Two years after the Anoka-Hennepin School District entered into a consent decree with the U.S. Department of Justice after multiple suicides of LGBT students, and a lawsuit by six students alleging rampant bullying and discrimination, conservative Christian parents continue to fight the inclusion of LGBT students in the district.
At the June 30 school board meeting, the board heard the recommendations of the Anti-Bullying/Anti-Harassment Task Force, a group established by the consent decree. The task force is composed of 29 parents, teachers, principals, district administrators, and additional community members who are charged with making developing ways to make Anoka Hennepin Schools safer for students.
The task force presented 5 recommendations which included: Increase messages of kindness in the Anoka-Hennepin community, provide comprehensive communication about safety and inclusiveness for all people in our schools, increase adult presence in unstructured common places in middle schools through the use of volunteer school ambassadors, and increase awareness and acknowledgement of the variety of family structures & characteristics.
But it was Recommendation 3 that has caused outrage amongst Anoka-Hennepin’s conservative Christians. That recommendation reads:
Recommendation 3: Honor and celebrate the contributions of diverse people and families in our community, country, and world, including the LGBT community. In an effort to affirm and celebrate the diversity represented by district students, families, and employees, the Task Force recommends Anoka-Hennepin Schools recognize, affirm, and assess specific LGBT activities including, but not limited to, continuing to support student-led Gay Straight Alliance clubs; hosting school-related family nights for our diverse populations, including LGBT families and LGBT students and their parents; and creating public displays honoring LGBT history month each October beginning in 2014.
During the June 30 meeting, the school board heard from task force member Bryan Linquist who used thinly veiled language to urge the board to reject Recommendation 3:
Linquist notes that he opposed the recommendations even though he wasn’t there to vote on them. “I was not present for the voting or part of the 19 that voted to move all 5 recommendations forward.”
“I ask you to aware of what is being recommended and whom the recommendations benefits. Does it benefit or inform all students and their families? Four out of the five attempt to do just that,” he said. “The exception is recommendation number three which starts out by instructing not informing students and their families on what and how they are to approach diversity.”

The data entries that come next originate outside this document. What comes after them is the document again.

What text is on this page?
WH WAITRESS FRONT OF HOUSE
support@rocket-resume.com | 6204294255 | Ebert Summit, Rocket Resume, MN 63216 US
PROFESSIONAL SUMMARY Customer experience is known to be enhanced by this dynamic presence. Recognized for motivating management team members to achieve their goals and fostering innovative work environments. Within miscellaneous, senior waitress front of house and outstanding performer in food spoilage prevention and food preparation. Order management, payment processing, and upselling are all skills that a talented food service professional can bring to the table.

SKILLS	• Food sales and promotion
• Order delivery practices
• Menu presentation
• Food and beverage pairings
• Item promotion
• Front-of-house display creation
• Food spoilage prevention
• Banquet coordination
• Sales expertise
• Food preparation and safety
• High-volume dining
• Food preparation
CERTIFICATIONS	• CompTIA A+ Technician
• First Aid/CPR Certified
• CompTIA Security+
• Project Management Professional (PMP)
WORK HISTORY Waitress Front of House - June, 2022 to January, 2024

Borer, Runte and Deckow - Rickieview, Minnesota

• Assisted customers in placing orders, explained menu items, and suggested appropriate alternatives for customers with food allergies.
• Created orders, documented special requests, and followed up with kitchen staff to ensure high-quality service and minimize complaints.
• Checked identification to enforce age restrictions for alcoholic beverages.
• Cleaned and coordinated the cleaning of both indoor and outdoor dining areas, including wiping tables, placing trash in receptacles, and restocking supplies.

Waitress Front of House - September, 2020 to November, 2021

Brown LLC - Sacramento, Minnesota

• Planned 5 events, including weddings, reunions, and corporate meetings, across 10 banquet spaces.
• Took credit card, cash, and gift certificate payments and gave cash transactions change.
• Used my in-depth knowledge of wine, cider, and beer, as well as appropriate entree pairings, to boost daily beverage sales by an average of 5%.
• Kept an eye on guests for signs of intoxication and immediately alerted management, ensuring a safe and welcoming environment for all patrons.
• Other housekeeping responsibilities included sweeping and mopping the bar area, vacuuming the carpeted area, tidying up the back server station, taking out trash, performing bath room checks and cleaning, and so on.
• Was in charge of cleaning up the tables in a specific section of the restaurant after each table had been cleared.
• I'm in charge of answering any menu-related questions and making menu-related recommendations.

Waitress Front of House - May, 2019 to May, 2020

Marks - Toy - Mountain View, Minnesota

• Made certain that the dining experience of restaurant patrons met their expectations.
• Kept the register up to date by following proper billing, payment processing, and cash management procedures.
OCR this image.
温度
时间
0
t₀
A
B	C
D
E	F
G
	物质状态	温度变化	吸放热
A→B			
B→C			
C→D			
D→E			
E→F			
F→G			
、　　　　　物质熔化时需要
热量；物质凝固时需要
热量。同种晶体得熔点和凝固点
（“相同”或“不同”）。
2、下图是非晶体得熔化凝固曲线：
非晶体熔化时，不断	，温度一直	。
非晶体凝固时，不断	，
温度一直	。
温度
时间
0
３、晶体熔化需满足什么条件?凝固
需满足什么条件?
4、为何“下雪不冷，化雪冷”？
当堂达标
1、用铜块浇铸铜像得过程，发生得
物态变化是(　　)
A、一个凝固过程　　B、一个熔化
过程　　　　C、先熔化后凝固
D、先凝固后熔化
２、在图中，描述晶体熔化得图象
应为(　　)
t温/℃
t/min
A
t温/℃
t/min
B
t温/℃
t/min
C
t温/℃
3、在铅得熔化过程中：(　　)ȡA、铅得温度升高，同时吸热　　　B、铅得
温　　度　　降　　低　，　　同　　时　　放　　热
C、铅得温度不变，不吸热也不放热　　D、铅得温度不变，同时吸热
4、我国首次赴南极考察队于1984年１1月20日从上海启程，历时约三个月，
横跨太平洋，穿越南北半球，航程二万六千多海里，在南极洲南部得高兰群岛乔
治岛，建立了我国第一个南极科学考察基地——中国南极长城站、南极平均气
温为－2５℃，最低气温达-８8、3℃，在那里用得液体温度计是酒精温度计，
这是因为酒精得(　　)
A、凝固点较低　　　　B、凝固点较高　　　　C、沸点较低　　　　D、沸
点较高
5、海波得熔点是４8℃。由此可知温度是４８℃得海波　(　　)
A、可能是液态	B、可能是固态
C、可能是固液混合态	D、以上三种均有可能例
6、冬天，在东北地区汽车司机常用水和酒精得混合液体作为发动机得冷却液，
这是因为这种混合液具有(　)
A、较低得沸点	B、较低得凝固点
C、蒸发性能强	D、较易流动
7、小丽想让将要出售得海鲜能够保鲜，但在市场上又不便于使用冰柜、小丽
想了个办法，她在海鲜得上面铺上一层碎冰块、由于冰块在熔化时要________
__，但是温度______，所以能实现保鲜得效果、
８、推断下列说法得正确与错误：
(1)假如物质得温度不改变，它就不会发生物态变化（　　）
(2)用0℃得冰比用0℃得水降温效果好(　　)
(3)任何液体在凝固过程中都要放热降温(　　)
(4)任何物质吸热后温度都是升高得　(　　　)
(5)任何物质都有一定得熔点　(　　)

Linquist claimed that the recommendations will “tell families how and what to believe and the focus of the recommendation is on a certain segment rather than all students. That is a recommendation I cannot and will not support.”
Beth Hentges is also a member of the task force. She countered Linquist’s statements to the board.
“Recommendation three does not tell anyone what to believe or how to believe or how to act. It’s simply an awareness campaign of the history of one particular group of marginalized people and is a way students who may be questioning whether they are LGBT to see themselves in the broader community and to feel less isolated and to learn our own history, and as a way for for elementary kids whose parents may be LGBT to see their families represented at school sometimes. School should be a window and a mirror and it needs to be both.”
While Linquist didn’t mention the LGBT content of the recommendations, his compatriot Barb Anderson, did.
The Parents Action League is a group of conservative Christians led by Barb Anderson. Bryan Linquist is a member. The group’s rhetoric about LGBT people has been so misleading and damaging that the Southern Poverty Law Center has listed PAL as a “hate group.”
In a letter to the editor of ABC Newspapers on July 9, Anderson excoriated the recommendations.
“On June 30 the Anoka-Hennepin Anti-Bullying Task Force presented their five recommendations to the school board — four of which will be a detriment to religious freedom, and the safety of all students due to the unbalanced platform in favor of the controversial homosexual viewpoint,” she wrote.
She warned that the recommendations would lead to “exposing all school-age children to same-sex parenting and transgender families through curriculum and guest speakers in the classroom.”
She asked, “If one student tells another student that homosexuality is wrong and points out the exceptional health risks of certain sexual behaviors, will that content always be considered an unhealthy peer interaction?”
She added, “Students will not be able to escape the homosexual climate in the schools if pro-gay public displays and celebrations are everywhere….Tell your school board members to reject these dangerous recommendations.”
(You can learn more about Anderson’s anti-rhetoric in TheColu.mn’s Special Report: “The Right’s 5-year anti-LGBT campaign to stop safe schools”)
The Anoka-Hennepin School Board did not take action on the recommendations of the task force opting to wait for public input.